5.1 A linguagem e a construção de sentidos

Esta pesquisa parte do pressuposto de que a interface foi criada para facilitar a interação das pessoas com os computadores e que, por isso, utiliza metáforas visuais como referência a representações familiares de seus leitores. A partir dessa premissa, questões importantes norteiam nossa investigação: Que referências cada pessoa constrói ao lidar com a interface? Que significados emergem dessa interação? Como outras práticas letradas influenciam as experiências de construção de sentido? Quais os limites e possibilidades dessa interação?
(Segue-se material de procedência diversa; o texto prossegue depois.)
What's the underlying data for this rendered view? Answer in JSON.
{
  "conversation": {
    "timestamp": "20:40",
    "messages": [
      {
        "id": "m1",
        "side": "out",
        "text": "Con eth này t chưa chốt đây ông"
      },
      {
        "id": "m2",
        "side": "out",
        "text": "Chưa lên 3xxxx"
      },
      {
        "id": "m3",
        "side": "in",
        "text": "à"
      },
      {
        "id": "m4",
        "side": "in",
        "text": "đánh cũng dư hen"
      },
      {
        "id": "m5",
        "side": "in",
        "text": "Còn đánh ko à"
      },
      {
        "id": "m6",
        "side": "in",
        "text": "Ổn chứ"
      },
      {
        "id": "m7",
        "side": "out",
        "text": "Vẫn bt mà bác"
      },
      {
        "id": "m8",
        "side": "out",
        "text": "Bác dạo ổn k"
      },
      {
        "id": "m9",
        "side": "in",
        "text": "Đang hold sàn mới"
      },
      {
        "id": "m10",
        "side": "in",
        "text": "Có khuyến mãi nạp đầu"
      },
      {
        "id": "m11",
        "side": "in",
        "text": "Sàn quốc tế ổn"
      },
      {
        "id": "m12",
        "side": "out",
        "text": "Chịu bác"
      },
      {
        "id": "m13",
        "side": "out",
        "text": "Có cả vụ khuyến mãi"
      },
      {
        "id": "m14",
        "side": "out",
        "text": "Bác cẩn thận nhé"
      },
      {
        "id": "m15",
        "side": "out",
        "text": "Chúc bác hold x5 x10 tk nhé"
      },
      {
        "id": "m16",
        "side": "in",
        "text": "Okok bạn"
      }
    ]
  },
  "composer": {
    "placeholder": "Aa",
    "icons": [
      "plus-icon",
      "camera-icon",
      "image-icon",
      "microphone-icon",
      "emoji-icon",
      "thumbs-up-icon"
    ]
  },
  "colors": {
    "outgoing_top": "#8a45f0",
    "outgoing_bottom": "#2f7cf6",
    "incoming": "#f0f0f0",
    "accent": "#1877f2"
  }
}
É possível afirmar que todas as pessoas vivenciam as mesmas experiências de construção de sentido quando estão utilizando ou aprendendo a utilizar o computador?

Para tentar responder a essas perguntas, buscaremos subsídios teóricos na Lingüística Cognitiva, a partir de uma concepção de linguagem que desconsidera as divisões tradicionais da lingüística e, em vez de trabalhar a partir da combinação de níveis distintos de categorias (morfema, lexema, frase, sentença, etc.), lida com a noção de construções. O sentido é construído a partir do processamento dessas construções e o resultado desse processamento será sempre uma estrutura emergente, não- composicional, ou seja, diferente da simples combinação dos elementos iniciais.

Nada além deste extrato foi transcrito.